If you run a virtualized environment, you are better off using a single vendor's technology, but you probably can't measure your return on investment anyway, according to a recent survey.
Virtual server sprawl, lack of visibility and reporting, and an inability to measure return on investment (ROI) are hampering users, according to a double-blind survey commissioned by CA and carried out Canadian research company The Strategic Counsel. The survey covered 808 organizations with 500 or more employees in Asia-Pacific, North America and Europe, all of whom are adopting virtualization.
Respondents could not say whether their deployment were a success, because they could not quantify ROI.

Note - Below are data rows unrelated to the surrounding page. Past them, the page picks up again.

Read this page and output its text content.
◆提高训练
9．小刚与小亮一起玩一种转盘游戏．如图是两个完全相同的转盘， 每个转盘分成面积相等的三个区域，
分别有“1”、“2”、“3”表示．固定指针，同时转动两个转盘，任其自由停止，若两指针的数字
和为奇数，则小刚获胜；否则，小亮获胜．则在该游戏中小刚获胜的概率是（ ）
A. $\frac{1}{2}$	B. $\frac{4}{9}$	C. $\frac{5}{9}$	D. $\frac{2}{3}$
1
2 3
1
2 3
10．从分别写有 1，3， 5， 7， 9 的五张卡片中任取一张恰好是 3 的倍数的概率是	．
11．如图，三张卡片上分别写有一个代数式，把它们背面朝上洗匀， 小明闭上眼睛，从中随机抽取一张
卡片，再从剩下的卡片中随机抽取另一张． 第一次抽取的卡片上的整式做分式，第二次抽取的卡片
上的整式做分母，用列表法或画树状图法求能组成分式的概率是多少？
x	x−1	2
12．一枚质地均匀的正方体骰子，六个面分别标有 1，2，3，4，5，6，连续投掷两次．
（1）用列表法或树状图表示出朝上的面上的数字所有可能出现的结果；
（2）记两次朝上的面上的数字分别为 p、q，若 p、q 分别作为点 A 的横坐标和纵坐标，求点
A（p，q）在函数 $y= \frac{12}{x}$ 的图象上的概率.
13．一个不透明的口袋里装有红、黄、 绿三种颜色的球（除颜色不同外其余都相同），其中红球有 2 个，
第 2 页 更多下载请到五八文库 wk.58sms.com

A big majority -- 71 percent -- are deploying multiple server virtualization technologies, including operating system and hardware virtualization, operating system partitioning, para-virtualization, and/or clustering.
-- Most organizations have more than one server virtualization environment.
-- Server sprawl, increased admin, reporting troubles, multiple skill-sets and the lack of a single management view were all hindering users.
-- Companies that carried out an inventory and consolidated their physical servers got more out of virtualization.
Outfits using multiple technologies to virtualize are suffering, according to report author Warren Shiau. They are 75 percent more likely to complain about higher admin workloads than those who stuck with one technology, 66 percent more likely to complain of higher configuration requirements, 50 percent more likely to suffer server sprawl, and 47 percent more likely to have reporting troubles.
Companies are deploying virtualization to improve utilization reliability and uptime, according to the survey, but they have no idea whether it is working. because of difficulty measuring the performance of the virtualized environment.
HSBC, not part of this study, reported recently on a successful virtualization deployment using a single vendor's technology.
In the study, 30 percent of respondents were from North America, 37 percent were from Europe, and 31 percent from the Asia-Pacific region. Of the organizations surveyed, 67 percent had between 10 and 99 physical servers, and 22 percent had more than 200, and over 100 respondents were based in the U.K.